Gary Lawrence Murphy picks up the thread about Bridges and Bubbles and asks some fundamental questions about how we should evaluate the value of each link on the graph:
The bridge itself may be an accident of happenstance and bandwidth, but to grow ourselves, we’re enticed (or compelled) to test each path for inter-networked recommender bridges out from our own local space […] Seeking Matt’s glittering cave moments, we cross over those bridges we find, and some of us become (by accident or design) new bridges for others. What’s important, the effect we want, arises not from the number of bridge paths, but by their quality, and it’s a totally subjective quality, and therefore unpredictable. Far from the networking is everything approach of Thomas Power, […] perhaps a more efficient strategy may be a second-order goal to cultivate relationships with connected (bridging) individuals to discover what bubbles they know but also to suss out our personal metrics of the qualities of their knowledge; as with sex, quality beats quantity
Gary goes on to link this to earlier comments he wrote about the role of trust. (and that in itself is linked to a fascinating dialogue on trust that Gary has contributed to on Knowledge Board) The conversation stretches across several platforms and the interchange relevant here is between Gary and Ton Zijlstra
To summarise, Gary’s key point is
that ‘trust’ arises from a brainstate, an emotional sensation
whereas Ton says
So if we say we trust someone, this means that we recognize a consistent pattern of behaviour, and a certain level of predictability (reputation) in the other.
Gary notes (and Ton acknowledges) that most of the participants in the Knowledge Board discussion appeared to shy away from this “animal effect” to look for “higher” reasons for trust, and goes on to suggest
The more correct response is, IMHO, that while our brain colours our perceptions, humans are so blazingly successful on this planet because we can (not that we do, just that we can) transcend our physiology (when it’s appropriate!) to reach for higher conclusions.
The thing that I notice about this discussion is the Cartesian brain-vs-physiology dualism of it. IMHO looking through a systemic neuro-semantic frame will allow us to combine both insights, perhaps leading to more clarity…

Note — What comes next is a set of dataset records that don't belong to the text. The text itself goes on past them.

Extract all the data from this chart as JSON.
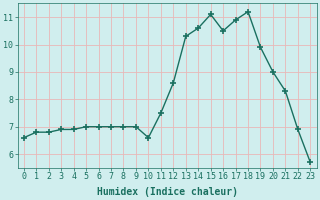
{
  "x": [
    0,
    1,
    2,
    3,
    4,
    5,
    6,
    7,
    8,
    9,
    10,
    11,
    12,
    13,
    14,
    15,
    16,
    17,
    18,
    19,
    20,
    21,
    22,
    23
  ],
  "y": [
    6.6,
    6.8,
    6.8,
    6.9,
    6.9,
    7.0,
    7.0,
    7.0,
    7.0,
    7.0,
    6.6,
    7.5,
    8.6,
    10.3,
    10.6,
    11.1,
    10.5,
    10.9,
    11.2,
    9.9,
    9.0,
    8.3,
    6.9,
    5.7
  ],
  "line_color": "#1a7060",
  "marker": "+",
  "marker_size": 4,
  "marker_lw": 1.2,
  "bg_color": "#d0eeee",
  "grid_color": "#e8b8b8",
  "xlabel": "Humidex (Indice chaleur)",
  "xlim": [
    -0.5,
    23.5
  ],
  "ylim": [
    5.5,
    11.5
  ],
  "yticks": [
    6,
    7,
    8,
    9,
    10,
    11
  ],
  "xticks": [
    0,
    1,
    2,
    3,
    4,
    5,
    6,
    7,
    8,
    9,
    10,
    11,
    12,
    13,
    14,
    15,
    16,
    17,
    18,
    19,
    20,
    21,
    22,
    23
  ],
  "xtick_labels": [
    "0",
    "1",
    "2",
    "3",
    "4",
    "5",
    "6",
    "7",
    "8",
    "9",
    "10",
    "11",
    "12",
    "13",
    "14",
    "15",
    "16",
    "17",
    "18",
    "19",
    "20",
    "21",
    "22",
    "23"
  ],
  "tick_color": "#1a7060",
  "label_fontsize": 7.0,
  "tick_fontsize": 6.0,
  "line_width": 1.0
}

Like all systems with feedback loops it’s easy to get caught into chicken-and-egg thinking if you ask which comes first – the somatic response or the meta-state thought structure about the value of a consistent pattern of perceived behaviour. It’s a truism in neuro-semantics that meta-states collapse very quickly into a neuro-physiological state. Unpicking this to explore (and maybe change) the higher level states is an important step to understand what is happening… Ton appears to have done that unpicking, and for him the feeling of trust is associated with the cognitive state of recognising consistent behaviour. Ton doesn’t mention if he actually makes his trust-based decisions on a gut feeling or whether he consciously explores the history of consistent behaviour. My guess in the absence of data is the former (but open to correction!)…
Some questions come to mind:
- Do other people share Ton’s criteria for trust?
- What other criteria might apply?
- What evidence can we glean from online connections that might allow those criteria to be applied?
- Could we create new forms of information that would help that discrimination?
- How do we Mind-to-Muscle those mental states to give an emotional signal for “online trust” that will work as a shorthand?
Lots more to do, and I’m sure others out there are further down the path. In the meantime perhaps we are, as Gary says, “back to clicking on pure blind faith”!